Configurations related to Cloud Storage as the data source.

JSON representation
{ "includePatterns": [ string ], "excludePatterns": [ string ], "csvOptions": { object (`CsvOptions`) }, "jsonOptions": { object (`JsonOptions`) } }

Fields
`includePatterns[]`	`string` Optional. Defines the data to include during discovery when only a subset of the data should be considered. Provide a list of patterns that identify the data to include. For Cloud Storage bucket assets, these patterns are interpreted as glob patterns used to match object names. For BigQuery dataset assets, these patterns are interpreted as patterns to match table names.
`excludePatterns[]`	`string` Optional. Defines the data to exclude during discovery. Provide a list of patterns that identify the data to exclude.

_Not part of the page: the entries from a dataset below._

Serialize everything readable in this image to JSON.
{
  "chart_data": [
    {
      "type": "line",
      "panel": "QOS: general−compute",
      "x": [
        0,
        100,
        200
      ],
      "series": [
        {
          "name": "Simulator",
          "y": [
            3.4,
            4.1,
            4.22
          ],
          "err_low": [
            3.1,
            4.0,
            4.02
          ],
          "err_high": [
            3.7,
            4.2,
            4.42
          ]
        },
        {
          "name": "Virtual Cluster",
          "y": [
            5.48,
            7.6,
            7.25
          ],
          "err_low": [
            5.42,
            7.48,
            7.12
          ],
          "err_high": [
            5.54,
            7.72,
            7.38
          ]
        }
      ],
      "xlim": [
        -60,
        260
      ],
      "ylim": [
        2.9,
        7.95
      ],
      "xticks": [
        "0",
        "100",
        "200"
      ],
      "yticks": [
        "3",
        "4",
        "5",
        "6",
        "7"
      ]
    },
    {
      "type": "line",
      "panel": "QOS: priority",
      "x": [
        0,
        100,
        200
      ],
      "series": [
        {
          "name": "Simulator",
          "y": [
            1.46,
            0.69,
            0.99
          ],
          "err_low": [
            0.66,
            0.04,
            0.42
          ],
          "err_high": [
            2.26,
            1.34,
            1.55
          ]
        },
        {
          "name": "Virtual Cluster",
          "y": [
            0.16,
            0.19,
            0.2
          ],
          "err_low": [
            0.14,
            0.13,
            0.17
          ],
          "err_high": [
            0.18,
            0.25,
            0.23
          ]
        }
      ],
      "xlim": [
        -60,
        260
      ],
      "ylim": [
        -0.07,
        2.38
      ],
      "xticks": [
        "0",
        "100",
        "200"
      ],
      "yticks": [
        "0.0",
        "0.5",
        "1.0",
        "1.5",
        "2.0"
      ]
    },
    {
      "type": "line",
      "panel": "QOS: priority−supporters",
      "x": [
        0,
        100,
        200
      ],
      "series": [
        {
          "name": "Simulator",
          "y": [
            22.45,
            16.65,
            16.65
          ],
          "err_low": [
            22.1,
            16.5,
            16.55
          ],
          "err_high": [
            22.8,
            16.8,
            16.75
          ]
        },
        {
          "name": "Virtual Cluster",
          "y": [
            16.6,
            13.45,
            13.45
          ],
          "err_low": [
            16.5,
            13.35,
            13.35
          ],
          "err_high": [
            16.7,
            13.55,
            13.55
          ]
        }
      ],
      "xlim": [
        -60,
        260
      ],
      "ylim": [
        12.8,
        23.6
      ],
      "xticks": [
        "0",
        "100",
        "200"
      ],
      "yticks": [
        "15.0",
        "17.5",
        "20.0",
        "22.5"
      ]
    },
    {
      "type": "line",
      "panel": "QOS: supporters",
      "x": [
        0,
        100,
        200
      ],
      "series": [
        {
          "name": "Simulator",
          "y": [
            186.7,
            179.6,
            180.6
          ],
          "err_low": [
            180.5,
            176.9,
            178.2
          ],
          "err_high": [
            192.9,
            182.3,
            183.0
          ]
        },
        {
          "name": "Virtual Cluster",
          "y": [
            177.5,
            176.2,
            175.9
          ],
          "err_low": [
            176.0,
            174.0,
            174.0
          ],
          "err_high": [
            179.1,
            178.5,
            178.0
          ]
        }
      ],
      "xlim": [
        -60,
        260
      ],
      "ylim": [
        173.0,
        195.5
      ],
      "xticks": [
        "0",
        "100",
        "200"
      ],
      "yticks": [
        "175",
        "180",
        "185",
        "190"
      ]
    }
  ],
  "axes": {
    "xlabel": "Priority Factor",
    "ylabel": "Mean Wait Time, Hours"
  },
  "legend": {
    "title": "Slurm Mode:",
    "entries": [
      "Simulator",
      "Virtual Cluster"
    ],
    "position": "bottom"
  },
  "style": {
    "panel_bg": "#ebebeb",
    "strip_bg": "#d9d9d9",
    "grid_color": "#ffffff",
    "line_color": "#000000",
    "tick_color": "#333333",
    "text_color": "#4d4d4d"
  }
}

For Cloud Storage bucket assets, these patterns are interpreted as glob patterns used to match object names. For BigQuery dataset assets, these patterns are interpreted as patterns to match table names.
`csvOptions`	`object (CsvOptions)` Optional. Configuration for CSV data.
`jsonOptions`	`object (JsonOptions)` Optional. Configuration for JSON data.

CsvOptions

Describes CSV and similar semi-structured data formats.

JSON representation
{ "headerRows": integer, "delimiter": string, "encoding": string, "typeInferenceDisabled": boolean, "quote": string }

Fields
`headerRows`	`integer` Optional. The number of rows to interpret as header rows that should be skipped when reading data rows.
`delimiter`	`string` Optional. The delimiter that is used to separate values. The default is `,` (comma).
`encoding`	`string` Optional. The character encoding of the data. The default is UTF-8.
`typeInferenceDisabled`	`boolean` Optional. Whether to disable the inference of data types for CSV data. If true, all columns are registered as strings.
`quote`	`string` Optional. The character used to quote column values. Accepts `"` (double quotation mark) or `'` (single quotation mark). If unspecified, defaults to `"` (double quotation mark).

JsonOptions

Describes JSON data format.

JSON representation
{ "encoding": string, "typeInferenceDisabled": boolean }

Fields

Fields
`encoding`	`string` Optional. The character encoding of the data. The default is UTF-8.
`typeInferenceDisabled`	`boolean` Optional. Whether to disable the inference of data types for JSON data. If true, all columns are registered as their primitive types (strings, number, or boolean).

encoding

string

Optional. The character encoding of the data. The default is UTF-8.

typeInferenceDisabled

boolean

Optional. Whether to disable the inference of data types for JSON data. If true, all columns are registered as their primitive types (strings, number, or boolean).